ALESC debate proibição de fogos com estampido para proteção de grupos sensíveis

ALESC debate proibição de fogos com estampido para proteção de grupos sensíveis

SANTA CATARINA. Nesta terça-feira (28), a Assembleia Legislativa de Santa Catarina (Alesc) deu um avanço significativo na proposta de limitar fogos de artifício barulhentos no estado.

O Projeto de Lei nº 11/2023, de autoria do deputado Delegado Egídio (PL), passou pela Comissão de Constituição e Justiça (CCJ) e tem o objetivo de proibir a venda e o uso de fogos de artifício com estampidos que ultrapassem 50 decibéis a 50 metros de distância, em todo o território catarinense.

A proposta foi desenvolvida com o intuito de reduzir os efeitos negativos dos ruídos em pessoas sensíveis, como crianças com autismo, idosos, pessoas com doenças neurodegenerativas e animais de estimação.

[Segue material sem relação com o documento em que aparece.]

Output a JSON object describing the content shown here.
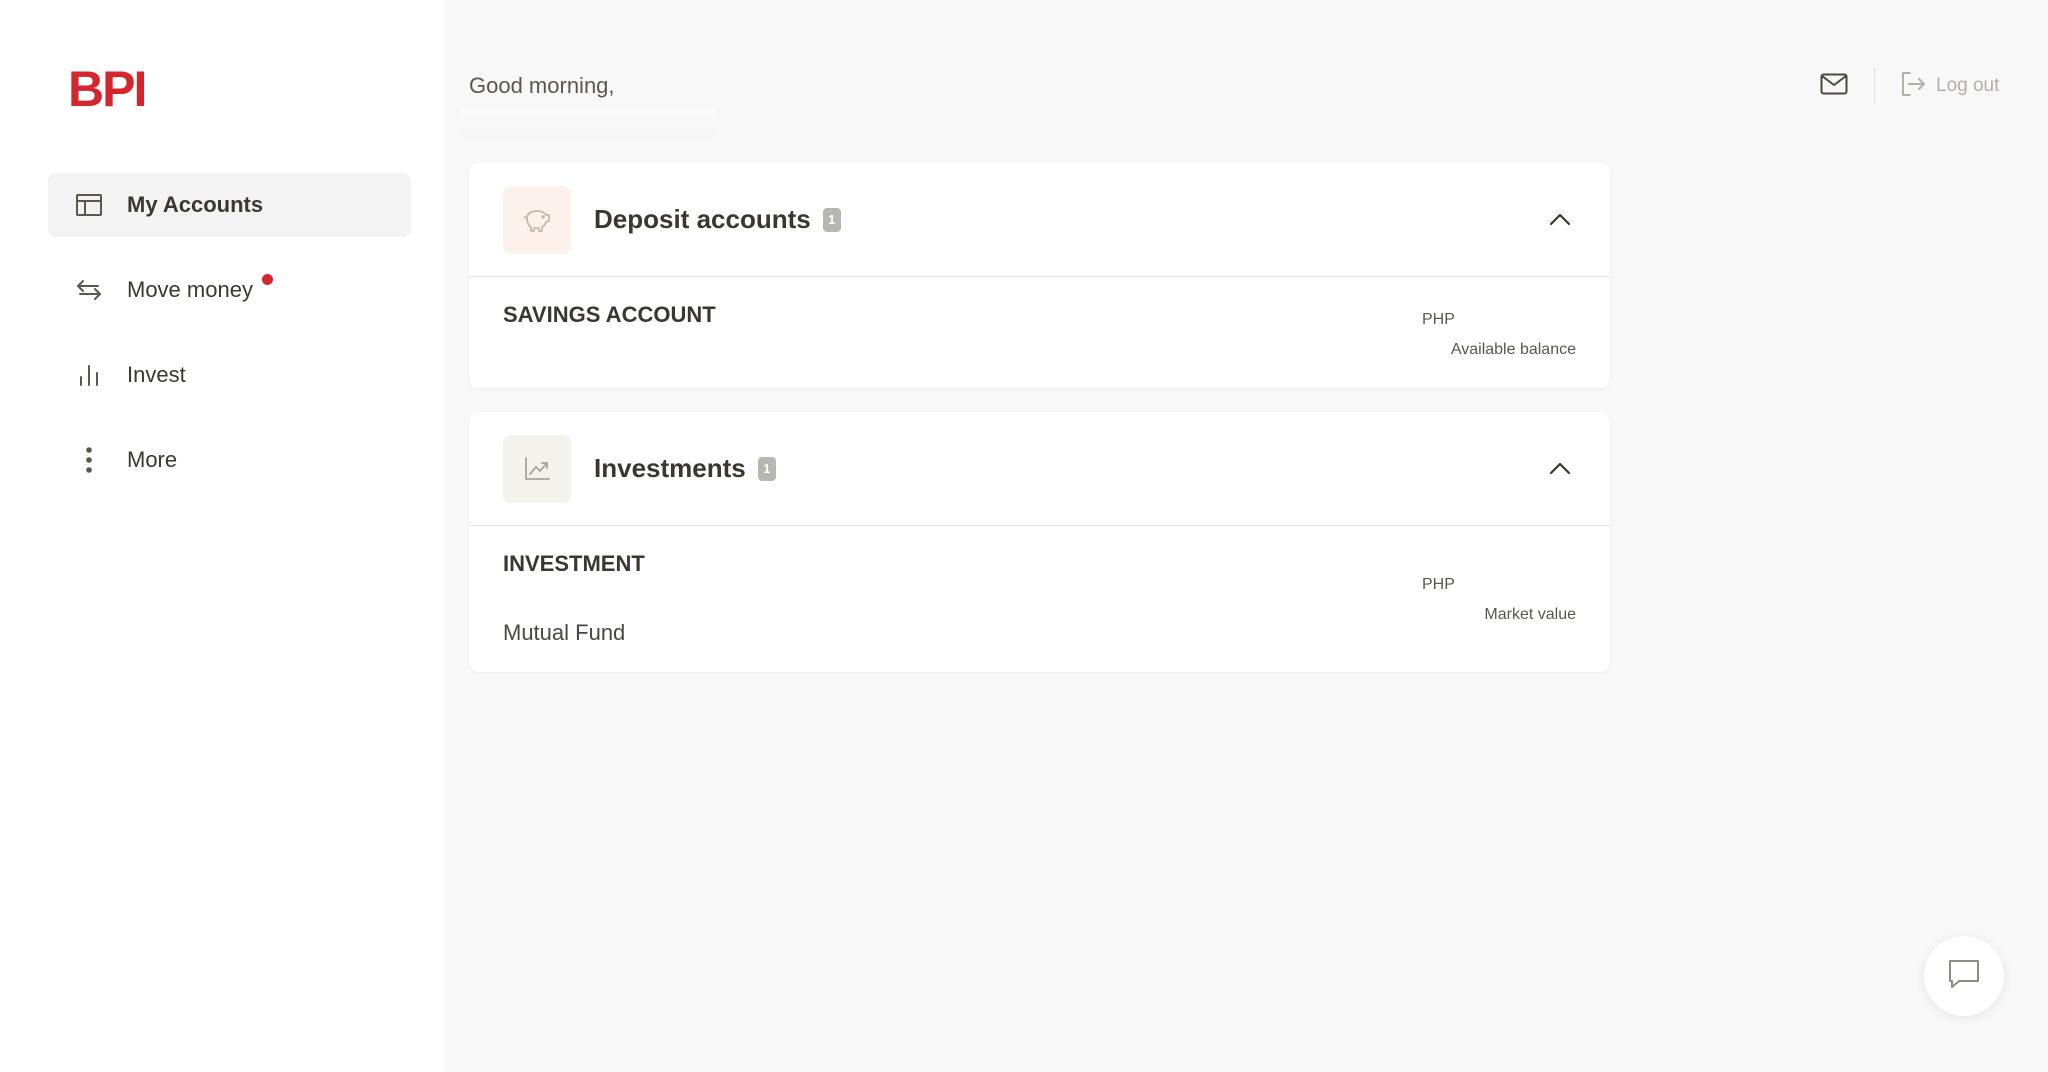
{
  "brand": {
    "logo": "BPI",
    "accent": "#d3262f"
  },
  "sidebar": {
    "items": [
      {
        "label": "My Accounts",
        "icon": "layout-icon",
        "active": true
      },
      {
        "label": "Move money",
        "icon": "transfer-arrows-icon",
        "notification": true
      },
      {
        "label": "Invest",
        "icon": "bar-chart-icon"
      },
      {
        "label": "More",
        "icon": "more-vertical-icon"
      }
    ]
  },
  "header": {
    "greeting": "Good morning,",
    "mail_icon": "mail-icon",
    "logout_label": "Log out",
    "logout_icon": "logout-icon"
  },
  "deposit": {
    "title": "Deposit accounts",
    "count": "1",
    "icon": "piggy-bank-icon",
    "icon_bg": "#fdf1ec",
    "account": {
      "name": "SAVINGS ACCOUNT",
      "currency": "PHP",
      "balance_label": "Available balance"
    }
  },
  "investments": {
    "title": "Investments",
    "count": "1",
    "icon": "trend-chart-icon",
    "icon_bg": "#f3f2ed",
    "account": {
      "name": "INVESTMENT",
      "subtitle": "Mutual Fund",
      "currency": "PHP",
      "balance_label": "Market value"
    }
  },
  "chat": {
    "icon": "chat-bubble-icon"
  }
}
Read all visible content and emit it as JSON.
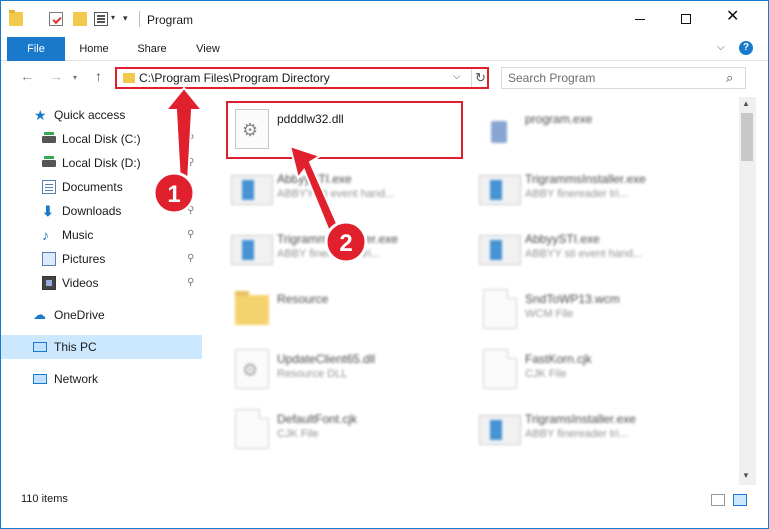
{
  "window": {
    "title": "Program",
    "min_glyph": "",
    "close_glyph": "✕"
  },
  "ribbon": {
    "tabs": [
      {
        "label": "File"
      },
      {
        "label": "Home"
      },
      {
        "label": "Share"
      },
      {
        "label": "View"
      }
    ],
    "help_glyph": "?"
  },
  "nav": {
    "back_glyph": "←",
    "forward_glyph": "→",
    "recent_glyph": "▾",
    "up_glyph": "↑"
  },
  "address": {
    "path": "C:\\Program Files\\Program Directory",
    "dropdown_glyph": "⌵",
    "refresh_glyph": "↻"
  },
  "search": {
    "placeholder": "Search Program",
    "icon_glyph": "⌕"
  },
  "sidebar": {
    "items": [
      {
        "label": "Quick access",
        "icon": "star-icon"
      },
      {
        "label": "Local Disk (C:)",
        "icon": "drive-icon",
        "pinned": true
      },
      {
        "label": "Local Disk (D:)",
        "icon": "drive-icon",
        "pinned": true
      },
      {
        "label": "Documents",
        "icon": "documents-icon",
        "pinned": true
      },
      {
        "label": "Downloads",
        "icon": "download-icon",
        "pinned": true
      },
      {
        "label": "Music",
        "icon": "music-icon",
        "pinned": true
      },
      {
        "label": "Pictures",
        "icon": "pictures-icon",
        "pinned": true
      },
      {
        "label": "Videos",
        "icon": "videos-icon",
        "pinned": true
      },
      {
        "label": "OneDrive",
        "icon": "cloud-icon"
      },
      {
        "label": "This PC",
        "icon": "computer-icon",
        "selected": true
      },
      {
        "label": "Network",
        "icon": "network-icon"
      }
    ],
    "pin_glyph": "📌",
    "star_glyph": "★",
    "download_glyph": "⬇",
    "music_glyph": "♪",
    "cloud_glyph": "☁"
  },
  "files": [
    {
      "name": "pdddlw32.dll",
      "sub": "",
      "icon": "gear-file-icon"
    },
    {
      "name": "program.exe",
      "sub": "",
      "icon": "exe-icon"
    },
    {
      "name": "AbbyySTI.exe",
      "sub": "ABBYY sti event hand...",
      "icon": "app-icon"
    },
    {
      "name": "TrigrammsInstaller.exe",
      "sub": "ABBY finereader tri...",
      "icon": "app-icon"
    },
    {
      "name": "TrigrammsInstaller.exe",
      "sub": "ABBY finereader tri...",
      "icon": "app-icon"
    },
    {
      "name": "AbbyySTI.exe",
      "sub": "ABBYY sti event hand...",
      "icon": "app-icon"
    },
    {
      "name": "Resource",
      "sub": "",
      "icon": "folder-icon"
    },
    {
      "name": "SndToWP13.wcm",
      "sub": "WCM File",
      "icon": "document-icon"
    },
    {
      "name": "UpdateClient65.dll",
      "sub": "Resource DLL",
      "icon": "gear-file-icon"
    },
    {
      "name": "FastKorn.cjk",
      "sub": "CJK File",
      "icon": "document-icon"
    },
    {
      "name": "DefaultFont.cjk",
      "sub": "CJK File",
      "icon": "document-icon"
    },
    {
      "name": "TrigramsInstaller.exe",
      "sub": "ABBY finereader tri...",
      "icon": "app-icon"
    }
  ],
  "scrollbar": {
    "up_glyph": "▲",
    "down_glyph": "▼"
  },
  "status": {
    "item_count": "110 items"
  },
  "annotations": {
    "badge_1": "1",
    "badge_2": "2",
    "color": "#e0202c"
  },
  "colors": {
    "accent": "#1979ca",
    "selected_bg": "#cce8ff",
    "highlight": "#e0202c",
    "folder": "#f2c94c"
  }
}
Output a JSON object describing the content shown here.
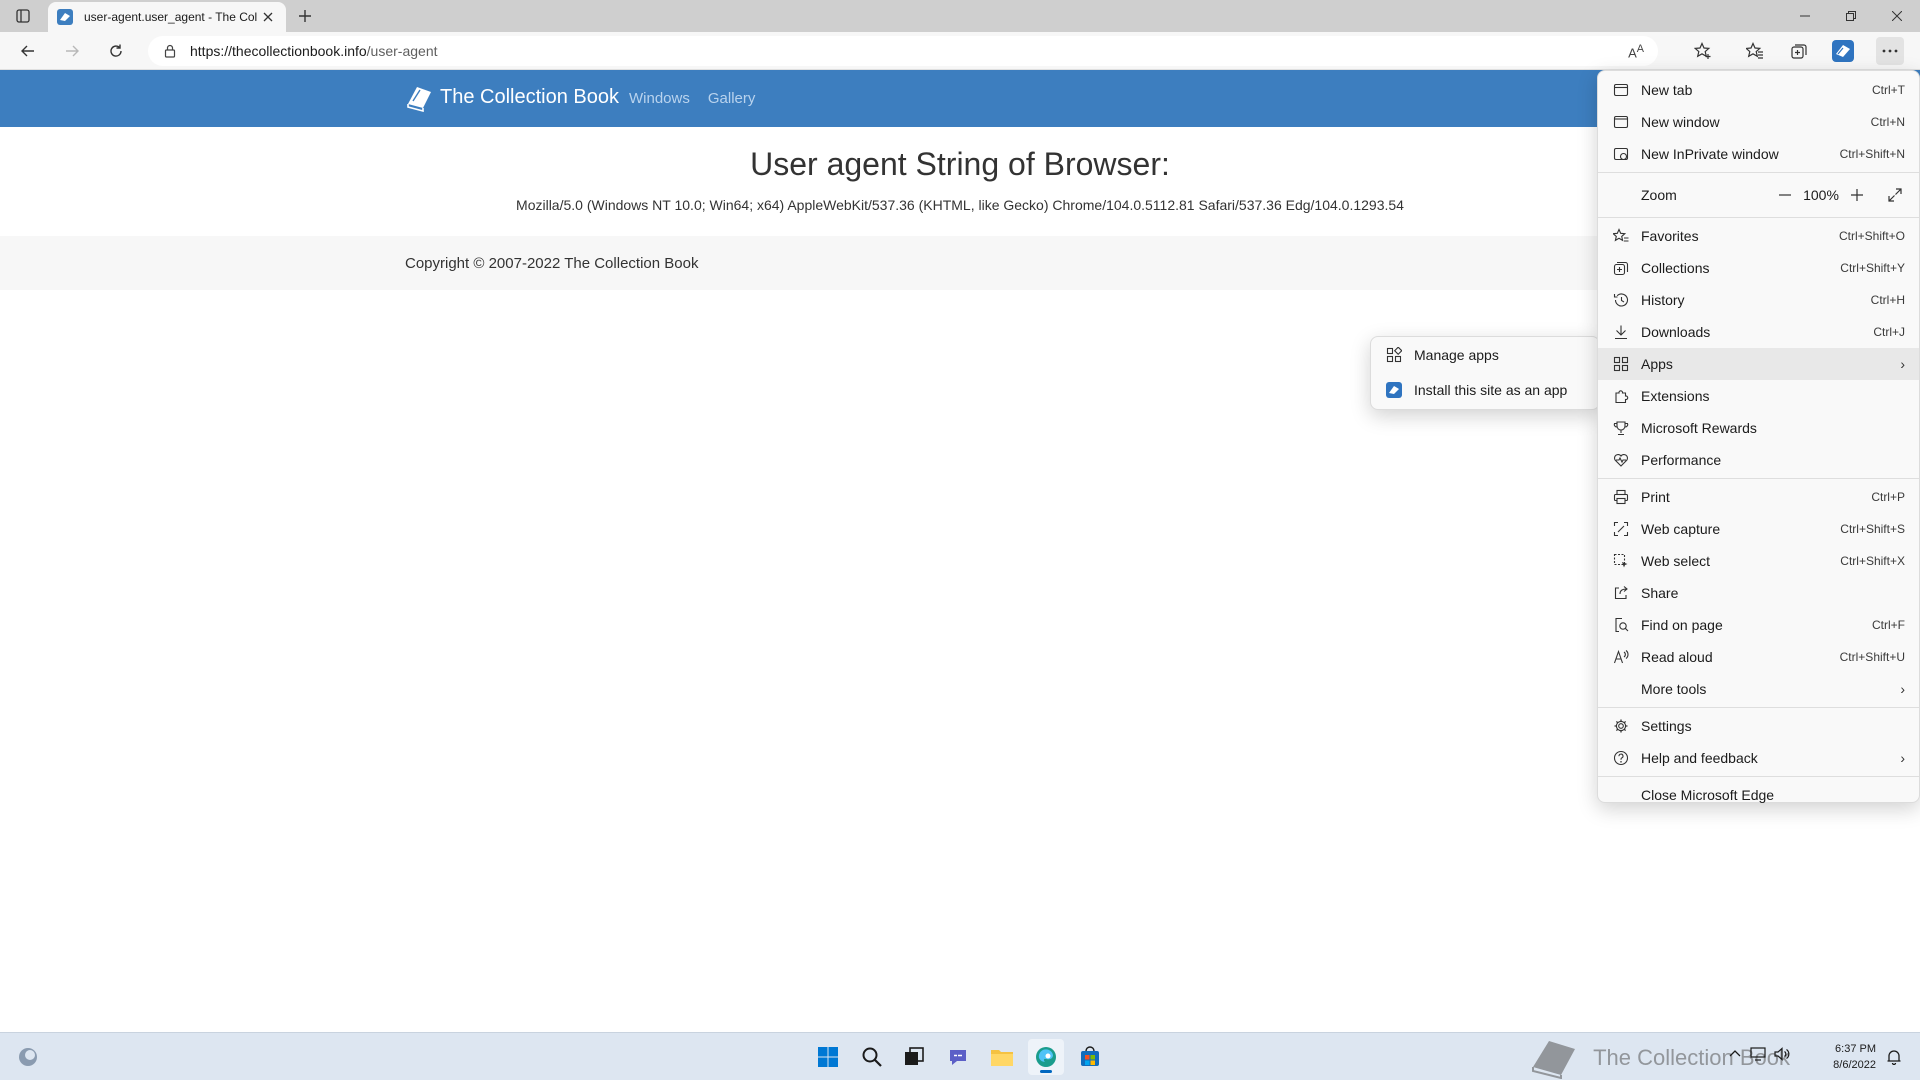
{
  "tab": {
    "title": "user-agent.user_agent - The Coll"
  },
  "addressbar": {
    "url_host": "https://thecollectionbook.info",
    "url_path": "/user-agent"
  },
  "site": {
    "brand_name": "The Collection Book",
    "nav": [
      "Windows",
      "Gallery"
    ],
    "page_title": "User agent String of Browser:",
    "ua_string": "Mozilla/5.0 (Windows NT 10.0; Win64; x64) AppleWebKit/537.36 (KHTML, like Gecko) Chrome/104.0.5112.81 Safari/537.36 Edg/104.0.1293.54",
    "copyright": "Copyright © 2007-2022 The Collection Book"
  },
  "menu": {
    "new_tab": {
      "label": "New tab",
      "shortcut": "Ctrl+T"
    },
    "new_window": {
      "label": "New window",
      "shortcut": "Ctrl+N"
    },
    "new_inprivate": {
      "label": "New InPrivate window",
      "shortcut": "Ctrl+Shift+N"
    },
    "zoom": {
      "label": "Zoom",
      "value": "100%",
      "minus": "—",
      "plus": "+"
    },
    "favorites": {
      "label": "Favorites",
      "shortcut": "Ctrl+Shift+O"
    },
    "collections": {
      "label": "Collections",
      "shortcut": "Ctrl+Shift+Y"
    },
    "history": {
      "label": "History",
      "shortcut": "Ctrl+H"
    },
    "downloads": {
      "label": "Downloads",
      "shortcut": "Ctrl+J"
    },
    "apps": {
      "label": "Apps",
      "chevron": "›"
    },
    "extensions": {
      "label": "Extensions"
    },
    "rewards": {
      "label": "Microsoft Rewards"
    },
    "performance": {
      "label": "Performance"
    },
    "print": {
      "label": "Print",
      "shortcut": "Ctrl+P"
    },
    "web_capture": {
      "label": "Web capture",
      "shortcut": "Ctrl+Shift+S"
    },
    "web_select": {
      "label": "Web select",
      "shortcut": "Ctrl+Shift+X"
    },
    "share": {
      "label": "Share"
    },
    "find": {
      "label": "Find on page",
      "shortcut": "Ctrl+F"
    },
    "read_aloud": {
      "label": "Read aloud",
      "shortcut": "Ctrl+Shift+U"
    },
    "more_tools": {
      "label": "More tools",
      "chevron": "›"
    },
    "settings": {
      "label": "Settings"
    },
    "help": {
      "label": "Help and feedback",
      "chevron": "›"
    },
    "close": {
      "label": "Close Microsoft Edge"
    }
  },
  "apps_submenu": {
    "manage": "Manage apps",
    "install": "Install this site as an app"
  },
  "taskbar": {
    "time": "6:37 PM",
    "date": "8/6/2022",
    "watermark": "The Collection Book"
  },
  "colors": {
    "header_blue": "#3d7ebf",
    "edge_accent": "#0067c0"
  }
}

Segundo o texto, os infratores estariam sujeitos a multas que variam entre R$ 5 mil e R$ 25 mil, com valores dobrados em casos de reincidência.

O projeto ainda precisa passar pelas comissões de Finanças, Turismo e Meio Ambiente, e de Proteção, Defesa e Bem-Estar Animal antes de seguir para votação no Plenário. Caso aprovado, a proibição impactaria eventos como o Réveillon de Florianópolis, onde o prefeito Topazio Neto (PSD) havia anunciado recentemente a volta dos fogos de artifício com estampidos.

Em resposta, o relator do PL, deputado Marcius Machado, classificou o retorno dos fogos ruidosos como “um retrocesso”, ressaltando o impacto negativo na população vulnerável.A cidade de Chapecó, em SC, já aplica uma lei similar desde 2021, que permite apenas o uso de “fogos de vista” – artefatos que produzem efeitos visuais sem ruídos altos.